Una cosa è certa: queste creature vengono da lontano. Anche se sarà
La notte dei morti viventi di George Romero (1968) a
codificarne l’immagine, l’idea di esseri non morti affamati di
carne umana si trova già in opere come l’Epopea di Gilgamesh,
qualcosa come 4500 anni fa. O nelle Mille e una notte, con i
suoi ghoul, e nelle cronache medievali dell’XI secolo.
All’inizio
il morto vivente è solo una variante del Revenant, creatura che
torna dalla morte per vendicarsi, e si confonde spesso e volentieri
con il vampiro. E il mostro in cerca di vendetta è un tema forte nel
Frankenstein di Mary Shelley (1818), non una storia di zombie
ma seminale per l’idea del morto rianimato come creatura violenta e
degenerata. Lungo il XIX secolo, il tema sarà frequentato anche da
Edgar Allan Poe con il suo Testimonianza sul caso del signor
Valdemar (1845). La storia dell’uomo che muore dopo essere
stato ipnotizzato, e il cui corpo rimane in stato d’ipnosi, sospeso
in una morte–non morte eterna, fissa per la prima volta il
paradosso di ogni storia di zombie. Con il morto ritornante giocherà
anche Ambrose Bierce con La morte di Halpin Frayser (1893),
uno dei tanti racconti di questo maestro del brivido da sempre
abbastanza sconosciuto al lettore italiano.
Di certo non sconosciuto a H.P. Lovecraft, che non mancherà mai di
fare omaggio a Bierce.
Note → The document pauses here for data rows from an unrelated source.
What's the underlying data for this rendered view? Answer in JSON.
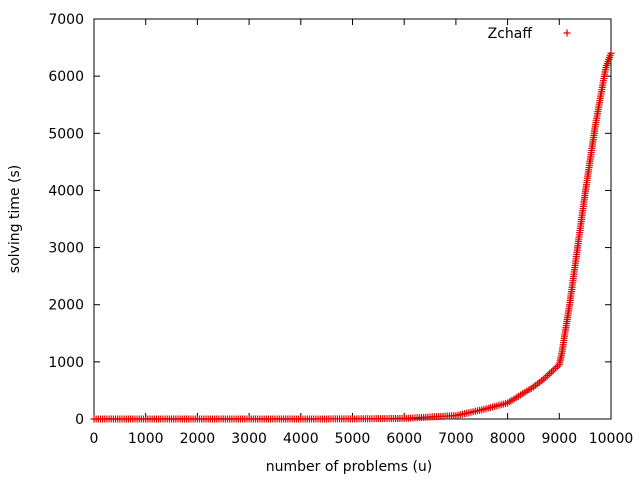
{
  "chart_data": {
    "type": "scatter",
    "xlabel": "number of problems (u)",
    "ylabel": "solving time (s)",
    "xlim": [
      0,
      10000
    ],
    "ylim": [
      0,
      7000
    ],
    "x_ticks": [
      "0",
      "1000",
      "2000",
      "3000",
      "4000",
      "5000",
      "6000",
      "7000",
      "8000",
      "9000",
      "10000"
    ],
    "y_ticks": [
      "0",
      "1000",
      "2000",
      "3000",
      "4000",
      "5000",
      "6000",
      "7000"
    ],
    "grid": false,
    "legend_position": "top-right",
    "marker": "plus",
    "series": [
      {
        "name": "Zchaff",
        "color": "#e60000",
        "x": [
          0,
          1000,
          2000,
          3000,
          4000,
          5000,
          6000,
          6500,
          7000,
          7500,
          8000,
          8500,
          8700,
          9000,
          9050,
          9100,
          9200,
          9300,
          9400,
          9500,
          9600,
          9700,
          9800,
          9900,
          10000
        ],
        "y": [
          0,
          0,
          0,
          0,
          0,
          2,
          10,
          35,
          60,
          160,
          280,
          560,
          700,
          950,
          1150,
          1450,
          2000,
          2650,
          3300,
          3950,
          4550,
          5150,
          5650,
          6150,
          6400
        ]
      }
    ]
  }
}
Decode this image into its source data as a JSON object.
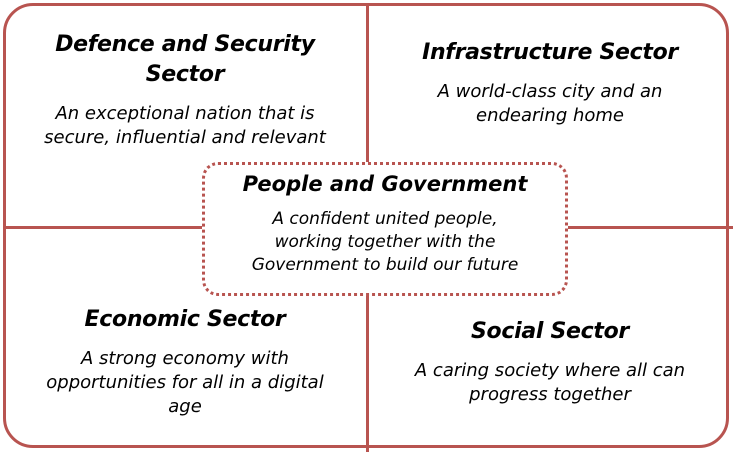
{
  "colors": {
    "border": "#b85450",
    "text": "#000000",
    "background": "#ffffff"
  },
  "quadrants": {
    "top_left": {
      "title_line1": "Defence and Security",
      "title_line2": "Sector",
      "desc_line1": "An exceptional nation that is",
      "desc_line2": "secure, influential and relevant"
    },
    "top_right": {
      "title_line1": "Infrastructure Sector",
      "desc_line1": "A world-class city and an",
      "desc_line2": "endearing home"
    },
    "bottom_left": {
      "title_line1": "Economic Sector",
      "desc_line1": "A strong economy with",
      "desc_line2": "opportunities for all in a digital",
      "desc_line3": "age"
    },
    "bottom_right": {
      "title_line1": "Social Sector",
      "desc_line1": "A caring society where all can",
      "desc_line2": "progress together"
    }
  },
  "center": {
    "title": "People and Government",
    "desc_line1": "A confident united people,",
    "desc_line2": "working together with the",
    "desc_line3": "Government to build our future"
  }
}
In effetti, Il Solitario di Providence
esplorerà più volte temi simili: Pensiamo alle disavventure del
becchino George Birch di Nella cripta (1925) o ad Aria
fredda (1926), incubo newyorkese di disintegrazione corporea,
senza dimenticare poi il famigerato Herbert West Rianimatore
(1922), da cui Stuart Gordon trarrà il celebre Reanimator del
1985. La storia del dottor West, brillante, narcisista e amorale
scienziato alla ricerca di un siero per resuscitare i morti, sembra
quasi una parodia di Frankenstein con le sue scene
esageratamente violente, sanguinarie, piene di cliché e quasi
comiche. Considerato da tutti la peggior cosa mai scritta da
Lovecraft, Herbert West ha però il merito di aver dato un
contributo fondamentale a definire il morto vivente nella cultura
moderna, nei suoi istinti e comportamenti. Forse molto più
dell’Isola magica dell’occultista William Seabrook (1929),
con i suoi racconti sensazionalisti sulle pratiche voodo di Haiti che
segnano l’ingresso della parola “zombie” nel linguaggio
corrente, e il suo (con)fondersi con il tradizionale Revenant.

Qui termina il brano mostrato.